Pick-Up-Artists: Wie aus «echten Kerlen» rechte Hetzer werden

Nr. 44 –

Von Pick-up-Artists lernen Männer nicht nur, wie sie Frauen verführen können. Die Hypermännlichkeits-Community ist längst zu einer Brutstätte rechtsnationaler Weltanschauungen geworden.

Jahrzehntelang hat der Filmproduzent Harvey Weinstein seine Machtposition eingesetzt, um von Frauen Sex zu erpressen. Doch sexueller Missbrauch findet nicht nur in Teppichetagen statt. Und auch die Überzeugung, es sei quasi evolutionär bedingt, dass Männer Frauen erobern müssten, falls nötig mit Gewalt, ist nicht bloss unter Führungskräften verbreitet.
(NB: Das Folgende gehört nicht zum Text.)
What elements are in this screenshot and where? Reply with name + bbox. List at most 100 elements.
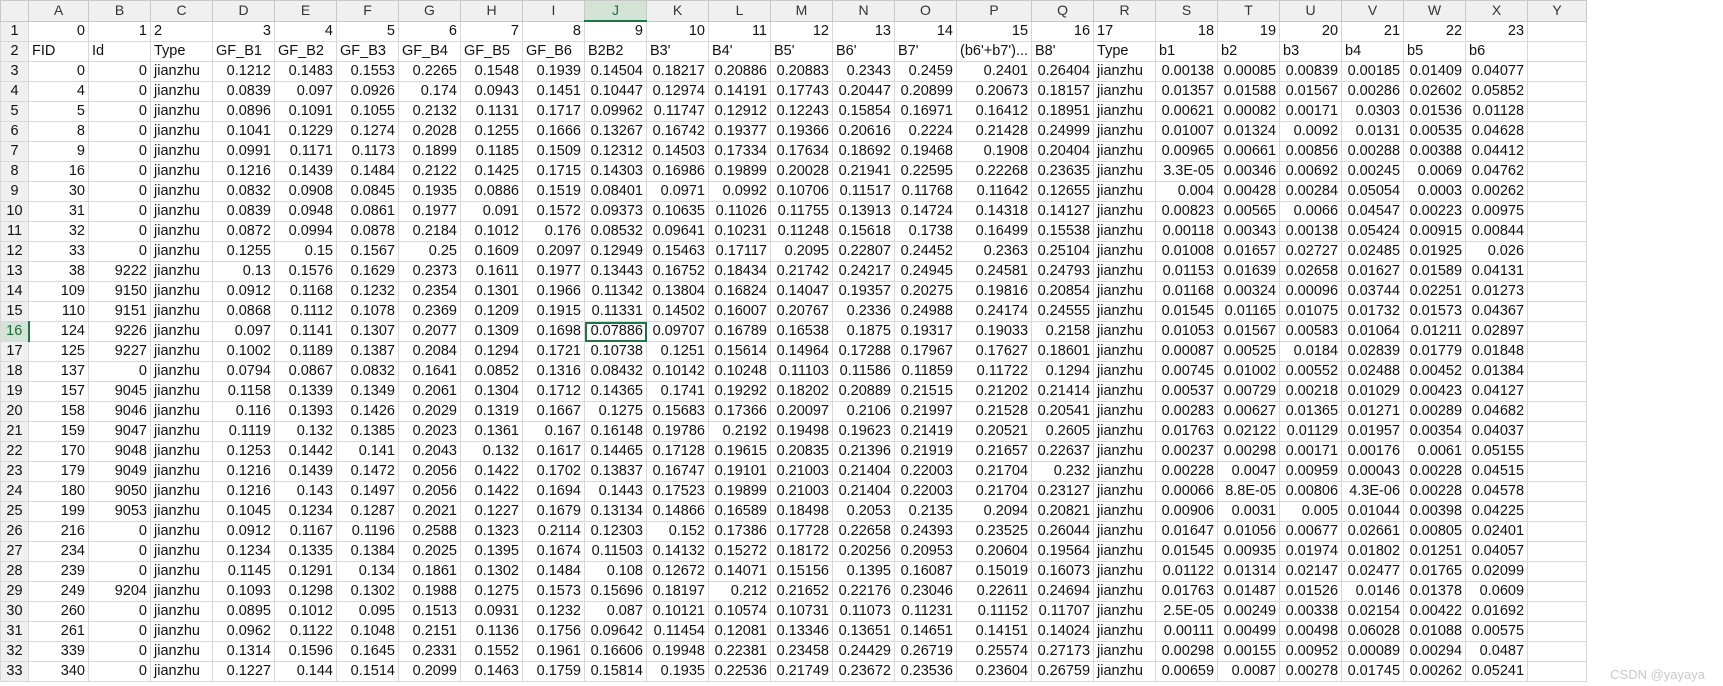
cell-t13[interactable]: 0.01639 bbox=[1217, 261, 1281, 282]
cell-o5[interactable]: 0.16971 bbox=[894, 101, 957, 122]
cell-j32[interactable]: 0.16606 bbox=[584, 641, 647, 662]
cell-f24[interactable]: 0.1497 bbox=[336, 481, 399, 502]
cell-y13[interactable] bbox=[1527, 261, 1588, 282]
column-header-n[interactable]: N bbox=[832, 0, 895, 22]
cell-n7[interactable]: 0.18692 bbox=[832, 141, 895, 162]
cell-w28[interactable]: 0.01765 bbox=[1403, 561, 1467, 582]
cell-a27[interactable]: 234 bbox=[28, 541, 89, 562]
cell-j28[interactable]: 0.108 bbox=[584, 561, 647, 582]
cell-n11[interactable]: 0.15618 bbox=[832, 221, 895, 242]
cell-r4[interactable]: jianzhu bbox=[1093, 81, 1157, 102]
cell-i27[interactable]: 0.1674 bbox=[522, 541, 585, 562]
cell-f20[interactable]: 0.1426 bbox=[336, 401, 399, 422]
cell-u2[interactable]: b3 bbox=[1279, 41, 1343, 62]
cell-x31[interactable]: 0.00575 bbox=[1465, 621, 1529, 642]
cell-a24[interactable]: 180 bbox=[28, 481, 89, 502]
column-header-m[interactable]: M bbox=[770, 0, 833, 22]
cell-c12[interactable]: jianzhu bbox=[150, 241, 213, 262]
cell-h32[interactable]: 0.1552 bbox=[460, 641, 523, 662]
cell-a30[interactable]: 260 bbox=[28, 601, 89, 622]
cell-s19[interactable]: 0.00537 bbox=[1155, 381, 1219, 402]
cell-x20[interactable]: 0.04682 bbox=[1465, 401, 1529, 422]
cell-g24[interactable]: 0.2056 bbox=[398, 481, 461, 502]
cell-r26[interactable]: jianzhu bbox=[1093, 521, 1157, 542]
cell-s23[interactable]: 0.00228 bbox=[1155, 461, 1219, 482]
cell-d26[interactable]: 0.0912 bbox=[212, 521, 275, 542]
cell-f15[interactable]: 0.1078 bbox=[336, 301, 399, 322]
cell-n31[interactable]: 0.13651 bbox=[832, 621, 895, 642]
cell-s20[interactable]: 0.00283 bbox=[1155, 401, 1219, 422]
cell-r12[interactable]: jianzhu bbox=[1093, 241, 1157, 262]
cell-u21[interactable]: 0.01129 bbox=[1279, 421, 1343, 442]
cell-v28[interactable]: 0.02477 bbox=[1341, 561, 1405, 582]
row-header[interactable]: 4 bbox=[0, 81, 29, 102]
cell-j5[interactable]: 0.09962 bbox=[584, 101, 647, 122]
cell-o27[interactable]: 0.20953 bbox=[894, 541, 957, 562]
cell-u10[interactable]: 0.0066 bbox=[1279, 201, 1343, 222]
row-header[interactable]: 20 bbox=[0, 401, 29, 422]
cell-a11[interactable]: 32 bbox=[28, 221, 89, 242]
cell-j1[interactable]: 9 bbox=[584, 20, 647, 42]
cell-p9[interactable]: 0.11642 bbox=[955, 181, 1033, 202]
cell-h33[interactable]: 0.1463 bbox=[460, 661, 523, 682]
row-header[interactable]: 25 bbox=[0, 501, 29, 522]
cell-g12[interactable]: 0.25 bbox=[398, 241, 461, 262]
row-header[interactable]: 5 bbox=[0, 101, 29, 122]
cell-d33[interactable]: 0.1227 bbox=[212, 661, 275, 682]
cell-o21[interactable]: 0.21419 bbox=[894, 421, 957, 442]
cell-r2[interactable]: Type bbox=[1093, 41, 1157, 62]
cell-q33[interactable]: 0.26759 bbox=[1031, 661, 1095, 682]
cell-o8[interactable]: 0.22595 bbox=[894, 161, 957, 182]
cell-n33[interactable]: 0.23672 bbox=[832, 661, 895, 682]
cell-s1[interactable]: 18 bbox=[1155, 20, 1219, 42]
cell-f23[interactable]: 0.1472 bbox=[336, 461, 399, 482]
cell-q9[interactable]: 0.12655 bbox=[1031, 181, 1095, 202]
cell-y11[interactable] bbox=[1527, 221, 1588, 242]
cell-f30[interactable]: 0.095 bbox=[336, 601, 399, 622]
cell-k12[interactable]: 0.15463 bbox=[646, 241, 709, 262]
cell-w9[interactable]: 0.0003 bbox=[1403, 181, 1467, 202]
cell-l23[interactable]: 0.19101 bbox=[708, 461, 771, 482]
cell-h17[interactable]: 0.1294 bbox=[460, 341, 523, 362]
cell-y30[interactable] bbox=[1527, 601, 1588, 622]
cell-n16[interactable]: 0.1875 bbox=[832, 321, 895, 342]
cell-w19[interactable]: 0.00423 bbox=[1403, 381, 1467, 402]
cell-j9[interactable]: 0.08401 bbox=[584, 181, 647, 202]
cell-y24[interactable] bbox=[1527, 481, 1588, 502]
column-header-t[interactable]: T bbox=[1217, 0, 1281, 22]
column-header-e[interactable]: E bbox=[274, 0, 337, 22]
cell-f11[interactable]: 0.0878 bbox=[336, 221, 399, 242]
cell-m7[interactable]: 0.17634 bbox=[770, 141, 833, 162]
cell-i22[interactable]: 0.1617 bbox=[522, 441, 585, 462]
cell-l18[interactable]: 0.10248 bbox=[708, 361, 771, 382]
cell-v4[interactable]: 0.00286 bbox=[1341, 81, 1405, 102]
cell-m19[interactable]: 0.18202 bbox=[770, 381, 833, 402]
cell-p15[interactable]: 0.24174 bbox=[955, 301, 1033, 322]
row-header[interactable]: 3 bbox=[0, 61, 29, 82]
cell-p31[interactable]: 0.14151 bbox=[955, 621, 1033, 642]
cell-w12[interactable]: 0.01925 bbox=[1403, 241, 1467, 262]
cell-l7[interactable]: 0.17334 bbox=[708, 141, 771, 162]
cell-e28[interactable]: 0.1291 bbox=[274, 561, 337, 582]
row-header[interactable]: 15 bbox=[0, 301, 29, 322]
cell-v17[interactable]: 0.02839 bbox=[1341, 341, 1405, 362]
cell-n27[interactable]: 0.20256 bbox=[832, 541, 895, 562]
column-header-l[interactable]: L bbox=[708, 0, 771, 22]
cell-m29[interactable]: 0.21652 bbox=[770, 581, 833, 602]
cell-n23[interactable]: 0.21404 bbox=[832, 461, 895, 482]
cell-w1[interactable]: 22 bbox=[1403, 20, 1467, 42]
cell-k2[interactable]: B3' bbox=[646, 41, 709, 62]
cell-y6[interactable] bbox=[1527, 121, 1588, 142]
cell-r27[interactable]: jianzhu bbox=[1093, 541, 1157, 562]
cell-e31[interactable]: 0.1122 bbox=[274, 621, 337, 642]
cell-s31[interactable]: 0.00111 bbox=[1155, 621, 1219, 642]
cell-v18[interactable]: 0.02488 bbox=[1341, 361, 1405, 382]
cell-i17[interactable]: 0.1721 bbox=[522, 341, 585, 362]
cell-t19[interactable]: 0.00729 bbox=[1217, 381, 1281, 402]
cell-x13[interactable]: 0.04131 bbox=[1465, 261, 1529, 282]
cell-i18[interactable]: 0.1316 bbox=[522, 361, 585, 382]
cell-v2[interactable]: b4 bbox=[1341, 41, 1405, 62]
cell-u20[interactable]: 0.01365 bbox=[1279, 401, 1343, 422]
cell-c6[interactable]: jianzhu bbox=[150, 121, 213, 142]
cell-j25[interactable]: 0.13134 bbox=[584, 501, 647, 522]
Sogenannte Pick-up-Artists (PUAs) richten sich gezielt an Männer am anderen Ende des Machtspektrums: an vermeintliche «Feminismusverlierer», an Frustrierte, denen das Selbstbewusstsein abhandengekommen ist und die deswegen meinen, bei den Frauen keine Chance mehr zu haben.

Vor zwei Jahren rief der US-Antifeminist, Männerrechtsaktivist und Pick-up-Artist Roosh V. (mit richtigem Namen Daryush Valizadeh) seine Anhänger dazu auf, sich unter dem Motto «Return of the King» in 165 Städten in 43 Ländern der Welt zu treffen. Der Auftrag lautete, sich zu lokalen «neomaskulinen Stämmen» zusammenzurotten und die eingelernten Verführungstechniken in der wirklichen Welt zu testen.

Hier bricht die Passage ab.